The researchers postulate that once injected, the mRNA-1273 vaccine introduces the messenger ribonucleic acid (mRNA) sequence into the body, leading to the production of the 2019-nCoV S-protein, which primes the hosts to produce an immune response against the S-protein. This is expected to offer lasting protection by affecting the binding of the S-proteins of the 2019-nCoV virus and thus preventing infection.
Moderna has recently announced that it has supplied vials of the vaccines to the National Institute of Health (NIH), which has started dosing participants in a Phase I trial (GDCT0380493, NCT04283461) titled ‘Safety and Immunogenicity Study of 2019-nCov Vaccine (mRNA-1273) to Prevent SARS-CoV-2 Infection’. This trial is the first-in-human study for a Covid-19 vaccine. The principal objective of this trial is to assess the vaccine’s safety, with a majority of the primary outcomes based on the frequency of adverse events. The vaccine has the potential to be administered to billions of individuals worldwide. As such, it is essential to establish the vaccine’s complete safety profile to avoid a catastrophic scale of harmful side effects.

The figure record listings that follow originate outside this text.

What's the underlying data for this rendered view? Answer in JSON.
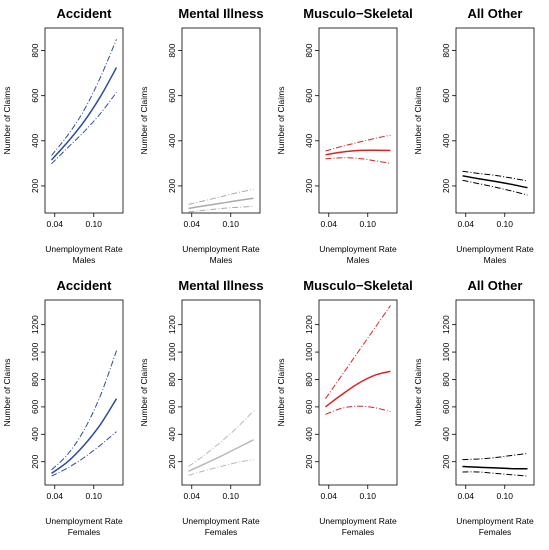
{
  "chart_data": [
    {
      "type": "line",
      "title": "Accident",
      "xlabel": "Unemployment Rate",
      "xlabel2": "Males",
      "ylabel": "Number of Claims",
      "xlim": [
        0.025,
        0.145
      ],
      "ylim": [
        80,
        900
      ],
      "xticks": [
        "0.04",
        "0.10"
      ],
      "yticks": [
        "200",
        "400",
        "600",
        "800"
      ],
      "color": "#2a4d9b",
      "x": [
        0.035,
        0.06,
        0.085,
        0.11,
        0.135
      ],
      "fit": [
        315,
        395,
        485,
        595,
        725
      ],
      "upper": [
        335,
        425,
        535,
        680,
        850
      ],
      "lower": [
        298,
        370,
        440,
        520,
        615
      ]
    },
    {
      "type": "line",
      "title": "Mental Illness",
      "xlabel": "Unemployment Rate",
      "xlabel2": "Males",
      "ylabel": "Number of Claims",
      "xlim": [
        0.025,
        0.145
      ],
      "ylim": [
        80,
        900
      ],
      "xticks": [
        "0.04",
        "0.10"
      ],
      "yticks": [
        "200",
        "400",
        "600",
        "800"
      ],
      "color": "#aaaaaa",
      "x": [
        0.035,
        0.06,
        0.085,
        0.11,
        0.135
      ],
      "fit": [
        100,
        112,
        123,
        135,
        145
      ],
      "upper": [
        118,
        135,
        152,
        170,
        185
      ],
      "lower": [
        85,
        92,
        100,
        105,
        110
      ]
    },
    {
      "type": "line",
      "title": "Musculo−Skeletal",
      "xlabel": "Unemployment Rate",
      "xlabel2": "Males",
      "ylabel": "Number of Claims",
      "xlim": [
        0.025,
        0.145
      ],
      "ylim": [
        80,
        900
      ],
      "xticks": [
        "0.04",
        "0.10"
      ],
      "yticks": [
        "200",
        "400",
        "600",
        "800"
      ],
      "color": "#dd2222",
      "x": [
        0.035,
        0.06,
        0.085,
        0.11,
        0.135
      ],
      "fit": [
        338,
        350,
        357,
        358,
        357
      ],
      "upper": [
        355,
        375,
        393,
        410,
        425
      ],
      "lower": [
        320,
        325,
        322,
        312,
        300
      ]
    },
    {
      "type": "line",
      "title": "All Other",
      "xlabel": "Unemployment Rate",
      "xlabel2": "Males",
      "ylabel": "Number of Claims",
      "xlim": [
        0.025,
        0.145
      ],
      "ylim": [
        80,
        900
      ],
      "xticks": [
        "0.04",
        "0.10"
      ],
      "yticks": [
        "200",
        "400",
        "600",
        "800"
      ],
      "color": "#000000",
      "x": [
        0.035,
        0.06,
        0.085,
        0.11,
        0.135
      ],
      "fit": [
        245,
        232,
        220,
        207,
        192
      ],
      "upper": [
        265,
        255,
        247,
        235,
        222
      ],
      "lower": [
        225,
        210,
        195,
        178,
        160
      ]
    },
    {
      "type": "line",
      "title": "Accident",
      "xlabel": "Unemployment Rate",
      "xlabel2": "Females",
      "ylabel": "Number of Claims",
      "xlim": [
        0.025,
        0.145
      ],
      "ylim": [
        30,
        1380
      ],
      "xticks": [
        "0.04",
        "0.10"
      ],
      "yticks": [
        "200",
        "400",
        "600",
        "800",
        "1000",
        "1200"
      ],
      "color": "#2a4d9b",
      "x": [
        0.035,
        0.06,
        0.085,
        0.11,
        0.135
      ],
      "fit": [
        115,
        200,
        320,
        470,
        660
      ],
      "upper": [
        140,
        255,
        430,
        680,
        1010
      ],
      "lower": [
        95,
        155,
        230,
        320,
        420
      ]
    },
    {
      "type": "line",
      "title": "Mental Illness",
      "xlabel": "Unemployment Rate",
      "xlabel2": "Females",
      "ylabel": "Number of Claims",
      "xlim": [
        0.025,
        0.145
      ],
      "ylim": [
        30,
        1380
      ],
      "xticks": [
        "0.04",
        "0.10"
      ],
      "yticks": [
        "200",
        "400",
        "600",
        "800",
        "1000",
        "1200"
      ],
      "color": "#b8b8b8",
      "x": [
        0.035,
        0.06,
        0.085,
        0.11,
        0.135
      ],
      "fit": [
        130,
        185,
        240,
        300,
        360
      ],
      "upper": [
        165,
        250,
        345,
        450,
        570
      ],
      "lower": [
        100,
        135,
        165,
        195,
        215
      ]
    },
    {
      "type": "line",
      "title": "Musculo−Skeletal",
      "xlabel": "Unemployment Rate",
      "xlabel2": "Females",
      "ylabel": "Number of Claims",
      "xlim": [
        0.025,
        0.145
      ],
      "ylim": [
        30,
        1380
      ],
      "xticks": [
        "0.04",
        "0.10"
      ],
      "yticks": [
        "200",
        "400",
        "600",
        "800",
        "1000",
        "1200"
      ],
      "color": "#dd2222",
      "x": [
        0.035,
        0.06,
        0.085,
        0.11,
        0.135
      ],
      "fit": [
        600,
        690,
        770,
        830,
        860
      ],
      "upper": [
        660,
        830,
        1000,
        1170,
        1340
      ],
      "lower": [
        545,
        590,
        605,
        595,
        565
      ]
    },
    {
      "type": "line",
      "title": "All Other",
      "xlabel": "Unemployment Rate",
      "xlabel2": "Females",
      "ylabel": "Number of Claims",
      "xlim": [
        0.025,
        0.145
      ],
      "ylim": [
        30,
        1380
      ],
      "xticks": [
        "0.04",
        "0.10"
      ],
      "yticks": [
        "200",
        "400",
        "600",
        "800",
        "1000",
        "1200"
      ],
      "color": "#000000",
      "x": [
        0.035,
        0.06,
        0.085,
        0.11,
        0.135
      ],
      "fit": [
        165,
        160,
        155,
        150,
        148
      ],
      "upper": [
        215,
        220,
        230,
        245,
        260
      ],
      "lower": [
        125,
        125,
        115,
        105,
        95
      ]
    }
  ]
}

The trial has very stringent criteria for participation, allowing healthy male and non-pregnant female subjects ages 18-55 years to participate, amongst other requirements. This may be due to the lack of preclinical testing caused by the time-dependent nature of the trial, thus leaving the safety profile of the vaccine largely unknown in animal models. The primary objective of the trial is to establish the safety of the vaccine in humans. The immunogenicity of the vaccine will be determined as the secondary outcome.
This study aims to enrol 45 subjects who will be split into three dosing groups: 25mcg, 100mcg, and 250mcg. The study will comprise 11 in-person visits: one screening visit, two vaccination visits, and eight follow-up visits. At present, the trial has two site locations, with one located in Georgia, US and the other in Washington, US. The Washington site is currently recruiting and has been recognized as the location in which the first Covid-19 vaccine trial had initiated. The site in Georgia is yet to start recruitment. Due to the global public health emergency caused by Covid-19, the interim results of this trial will yield important results to address the urgent need for effective therapies and a move toward Phase II trials.